David Haussler on Human Genome Project Assembly Problem
  David Haussler     Biography    
Recorded: 08 May 2012

It became clear that the assembly problem itself was going to be a major problem.

I went to visit the National Center for Biotechnology Information where one of the groups that was working on the assembly was and looked at their progress and it was clear that they were having difficulty and I met Richa Agarwala who was the lead on that and she looked, she told me all about the issues that were coming up with this. I was also aware there was a team at EBI that was working on this and it was our problem in the sense that we cannot do the analysis of the gene sequences in the DNA sequences until there was some assembly. At this point, the pieces of DNA were far too small to hold an entire gene in one contiguous segment of sequence.

Ok, in the first few months of the year 2000, we worked very hard to prepare the software to analyze the genes, but at the same time, started thinking about the assembly problem. I brought in actually a post-doctoral student who I worked with before, who I knew to be very, very clever, Nick Littlestone and he started using a method of [unintelligible] linear programming, very complex program to try to solve some of the difficult optimization problems that were encountered in assembling fragments of DNA and at that time, the team consisted of Nick working on this and Jim Kent working on mapping all of the EST information and all of the information about the genetic maps and radiation hybrid maps and so forth that were being produced. And David Kulp working on the gene-findings software that he had already designed and was actually successfully applied with Celera to the fly genome. So this program Genie…but it’s clear that the data in order to come together required the assembly. And I remember the key meetings at Cold Spring Harbor, actually when we were talking about what, how we would denote the assembly we invented the term ‘the golden path’ to describe the single path through all fragments as we overlapped them and ordered and oriented them to make whole chromosomes.

And at that point, it was not clear that Santa Cruz would still have a role in the project because we were supposed to analyze the genes and the major issue had become the assembly at this point. So, I remember talking with Eric Lander and showing him some of the work that Nick Littlestone had done on the assembly and saying ‘Well, maybe there’s a different way of doing this’ but in-fact the assembly method Nick had been working on was far too inefficient to actually do the entire genome and the clock was ticking at that point. So, at the most critical time Jim Kent jumped in and threw his hat in the ring and I remember getting an email from him saying: ‘I think I have the requisite pieces from all of the different sources of information’ – there were actually thirteen sources of information that he had now computer analysis of, including the RNA sequences the EST sequences, all of the raw fragments and so forth and he said ‘I think I can use a greeting[?] method to piece these pieces together and no one is coming forth with an assembly that’s, that’s going to be competitive with what we think Celera is producing at this point and so we better go ahead.’ And I wrote him back a message that said essentially: ‘God’s speed – go for it.’ And of course he did and produced a really amazing, amazing piece of work. It’s true, I remember going to his house where he was working and he literally had to ice his wrists because he was coding so fast and so continuously day and night during that period of time. He literally produced tens of thousands of lines of code during a four-week period in May - April and May timeframe of the year 2000.
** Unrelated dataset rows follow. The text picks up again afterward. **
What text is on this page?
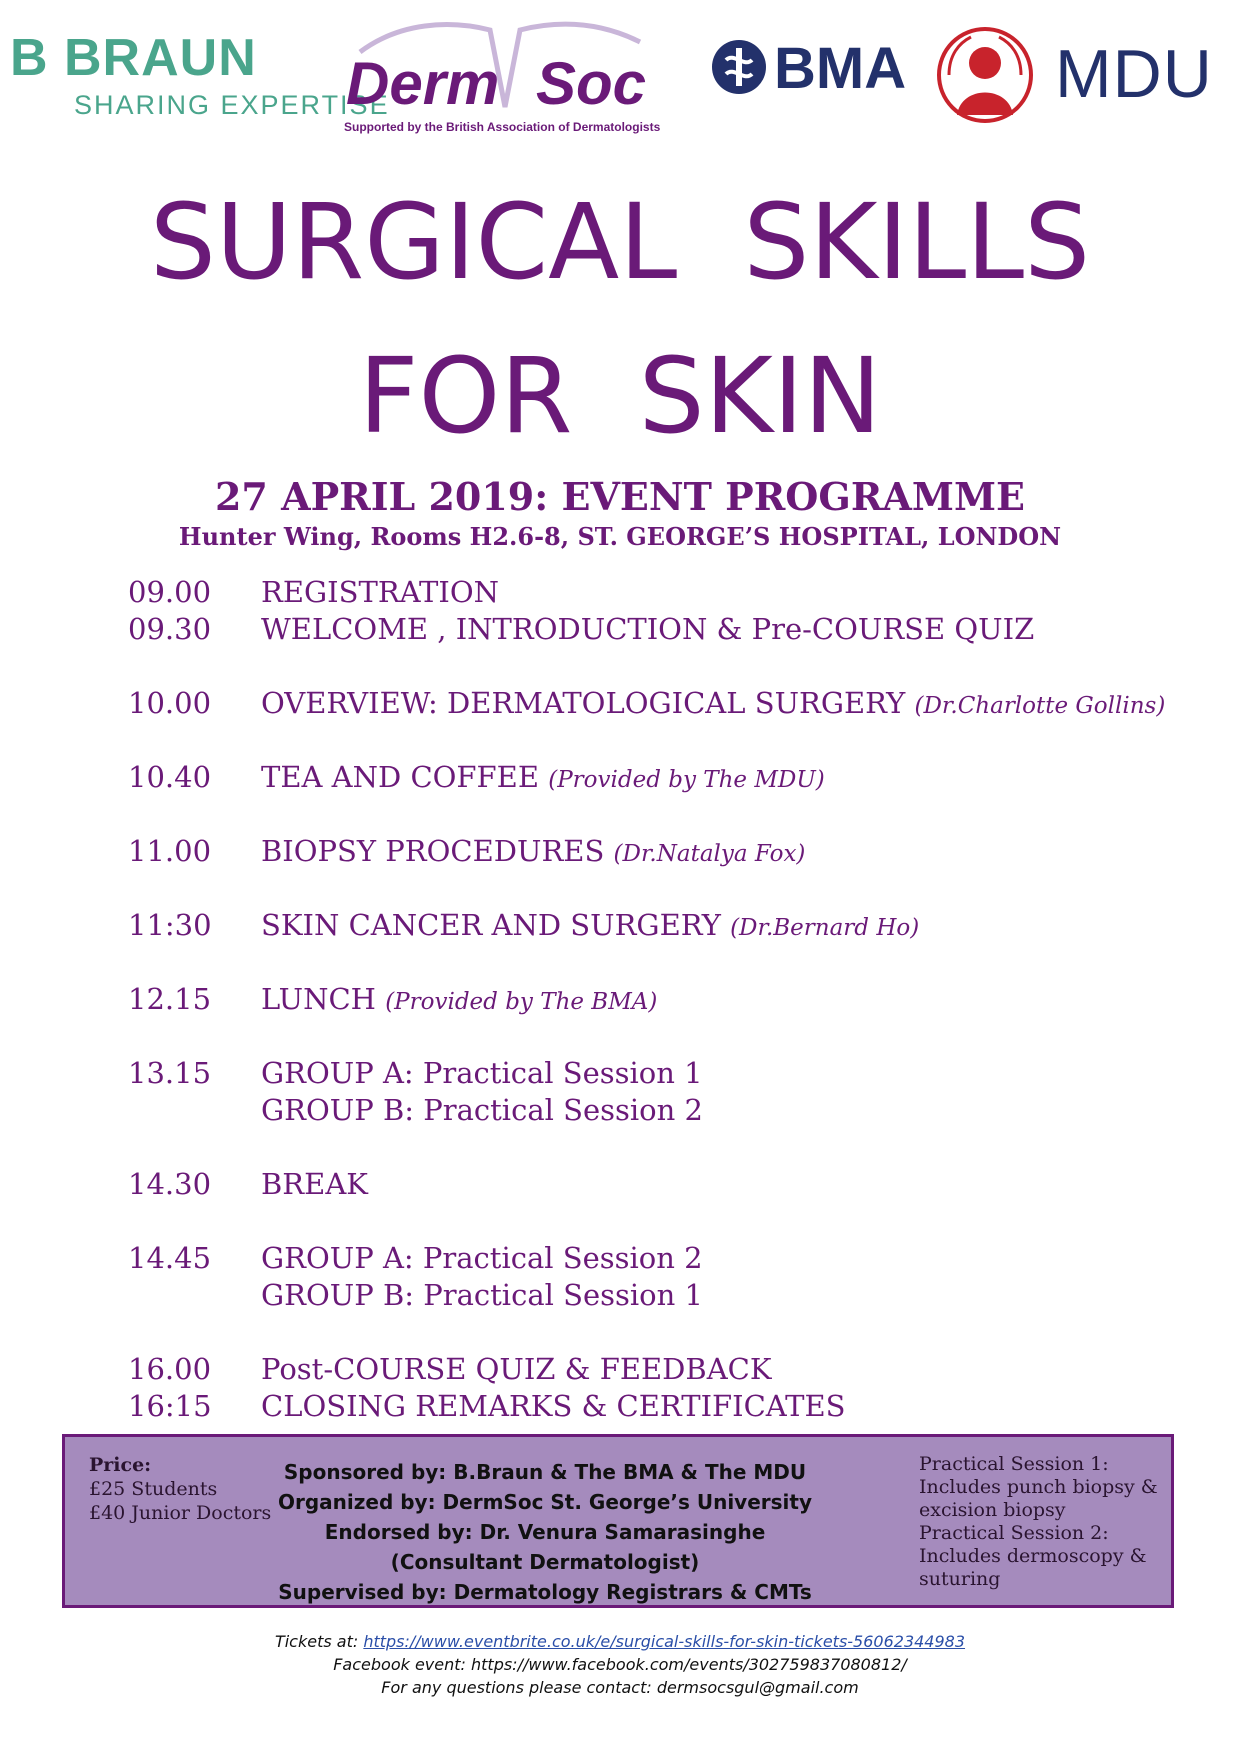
B BRAUN
SHARING EXPERTISE
Derm Soc
Supported by the British Association of Dermatologists
BMA MDU
SURGICAL  SKILLS
FOR  SKIN
27 APRIL 2019: EVENT PROGRAMME
Hunter Wing, Rooms H2.6-8, ST. GEORGE’S HOSPITAL, LONDON
09.00 REGISTRATION
09.30 WELCOME , INTRODUCTION & Pre-COURSE QUIZ
10.00 OVERVIEW: DERMATOLOGICAL SURGERY (Dr.Charlotte Gollins)
10.40 TEA AND COFFEE (Provided by The MDU)
11.00 BIOPSY PROCEDURES (Dr.Natalya Fox)
11:30 SKIN CANCER AND SURGERY (Dr.Bernard Ho)
12.15 LUNCH (Provided by The BMA)
13.15 GROUP A: Practical Session 1
GROUP B: Practical Session 2
14.30 BREAK
14.45 GROUP A: Practical Session 2
GROUP B: Practical Session 1
16.00 Post-COURSE QUIZ & FEEDBACK
16:15 CLOSING REMARKS & CERTIFICATES
Price:
£25 Students
£40 Junior Doctors
Sponsored by: B.Braun & The BMA & The MDU
Organized by: DermSoc St. George’s University
Endorsed by: Dr. Venura Samarasinghe (Consultant Dermatologist)
Supervised by: Dermatology Registrars & CMTs
Practical Session 1: Includes punch biopsy & excision biopsy
Practical Session 2: Includes dermoscopy & suturing
Tickets at: https://www.eventbrite.co.uk/e/surgical-skills-for-skin-tickets-56062344983
Facebook event: https://www.facebook.com/events/302759837080812/
For any questions please contact: dermsocsgul@gmail.com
You know, you would think – it was a project that you could imagine assigning to a professional team of software engineers, maybe ten people. And I would have estimated it would have taken two years probably to get done but with only a month, the only possible way is to take one computer genius and have them do it all by themselves. The complexity of the task is such that the communication would slow down the project too much if you had more than one programmer on it. So everything - you had to have one person who could hold all of the information in their head at once and had this incredible talent to piece together things and really it was unbelievable, for the project it was unbelievably that Jim came along at the right time.

David Haussler (born 1953) is an American bioinformatician known for his work leading the team that assembled the first human genome sequence in the race to complete the Human Genome Project and subsequently for comparative genome analysis that deepens understanding the molecular function and evolution of the genome. He is a Howard Hughes Medical Institute Investigator, professor of biomolecular engineering and director of the Center for Biomolecular Science and Engineering at the University of California, Santa Cruz, director of the California Institute for Quantitative Biosciences (QB3) on the UC Santa Cruz campus, and a consulting professor at Stanford University School of Medicine and UC San Francisco Biopharmaceutical Sciences Department.